Friday, March 15, 2013
On a windswept shore
OK, I know you are getting bored with Margaret Fuller, whose biography I have just read. But there is one other episode from the end of the book that sticks in my mind, involving my long-time mentor Henry David Thoreau.
I have read pretty much everything written about Thoreau, and nearly everything he wrote himself (not all, I suppose, of his voluminous journals). I am ashamed to say I knew very little about his acquaintance Margaret Fuller. I didn't even mention her when I wrote about "the flowering of New England" in an earlier post.

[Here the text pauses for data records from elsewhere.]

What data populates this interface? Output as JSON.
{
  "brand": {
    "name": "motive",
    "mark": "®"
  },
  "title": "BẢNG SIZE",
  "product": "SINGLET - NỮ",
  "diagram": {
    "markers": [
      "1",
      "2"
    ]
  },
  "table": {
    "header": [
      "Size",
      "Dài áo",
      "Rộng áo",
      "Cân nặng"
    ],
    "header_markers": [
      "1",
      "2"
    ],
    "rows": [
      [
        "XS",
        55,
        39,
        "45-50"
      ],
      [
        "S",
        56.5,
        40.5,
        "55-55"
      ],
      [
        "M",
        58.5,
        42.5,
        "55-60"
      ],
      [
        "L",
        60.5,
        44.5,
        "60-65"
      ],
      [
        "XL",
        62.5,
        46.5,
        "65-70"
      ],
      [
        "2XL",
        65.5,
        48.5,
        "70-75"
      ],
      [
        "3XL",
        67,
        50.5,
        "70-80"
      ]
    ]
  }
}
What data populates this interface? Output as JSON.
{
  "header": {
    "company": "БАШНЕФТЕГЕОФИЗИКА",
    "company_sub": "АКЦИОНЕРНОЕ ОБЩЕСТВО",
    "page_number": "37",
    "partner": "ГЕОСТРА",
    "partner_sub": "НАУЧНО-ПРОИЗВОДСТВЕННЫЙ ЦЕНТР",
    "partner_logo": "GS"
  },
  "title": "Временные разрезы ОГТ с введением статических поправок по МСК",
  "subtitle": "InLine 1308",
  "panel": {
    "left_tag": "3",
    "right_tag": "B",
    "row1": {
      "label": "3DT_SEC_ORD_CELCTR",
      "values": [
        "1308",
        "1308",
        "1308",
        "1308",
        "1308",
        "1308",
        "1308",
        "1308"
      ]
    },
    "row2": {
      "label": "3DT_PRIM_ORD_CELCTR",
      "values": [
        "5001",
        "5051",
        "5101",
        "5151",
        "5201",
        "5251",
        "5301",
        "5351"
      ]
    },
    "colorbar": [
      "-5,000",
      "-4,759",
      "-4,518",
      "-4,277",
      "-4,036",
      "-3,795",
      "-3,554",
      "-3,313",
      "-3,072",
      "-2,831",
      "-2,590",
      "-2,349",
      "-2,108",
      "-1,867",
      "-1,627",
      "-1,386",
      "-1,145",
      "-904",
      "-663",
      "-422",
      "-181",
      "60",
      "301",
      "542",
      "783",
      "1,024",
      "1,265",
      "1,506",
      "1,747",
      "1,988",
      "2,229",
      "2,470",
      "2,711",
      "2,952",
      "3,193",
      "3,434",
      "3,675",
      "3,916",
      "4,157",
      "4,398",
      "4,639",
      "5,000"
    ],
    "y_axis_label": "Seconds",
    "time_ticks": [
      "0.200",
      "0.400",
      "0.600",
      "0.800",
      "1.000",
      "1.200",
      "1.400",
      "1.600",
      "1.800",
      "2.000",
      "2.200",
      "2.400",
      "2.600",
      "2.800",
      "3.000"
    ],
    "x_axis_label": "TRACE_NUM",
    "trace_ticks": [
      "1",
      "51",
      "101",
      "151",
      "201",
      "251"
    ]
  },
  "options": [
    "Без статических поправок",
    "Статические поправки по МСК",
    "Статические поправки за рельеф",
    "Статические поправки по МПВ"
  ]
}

But Thoreau, although seven years younger, would have been very much aware of Fuller, as was Emerson, that demigod of the New England "enlightenment." Emerson, I suspect, was to the very end awed and jealous of her intellect and courage.
And "the end"; what was it?
All during her young adulthood, Fuller had crushes on many of her brilliant male friends. They admired her, and enjoyed her company, but only in a Platonic way. She tended to be smarter than they. And not "pretty." They married less bright, more beautiful woman.
In 1846, at age 36, Fuller went to Europe on assignment for Horace Greeley's New York Tribune, where she would end up covering the revolutionary events of the late 1840s, including breathlessly and dangerously the siege of republican Rome. She also fell in love with a gentle, non-intellectual Italian ten years her junior (and he with her), and conceived a child out of wedlock. They married, or at least pretended to be, and after Rome was restored to reactionary rule, Fuller, with her lover and child, set sail for America.
Their ship ran aground off Fire Island, on Long Island. The bodies of Margaret and her husband Giovanni were never found. The child perished too and is buried in Cambridge, Massachusetts.
But all of that is by way of leading up to Thoreau, who Emerson sent to Fire Island to recover whatever scraps of Fuller's life might be found among the wreckage that washed ashore. It was an episode I had not previously considered -– the "hermit of Walden" scouring that desolate shore for fragments of a great life.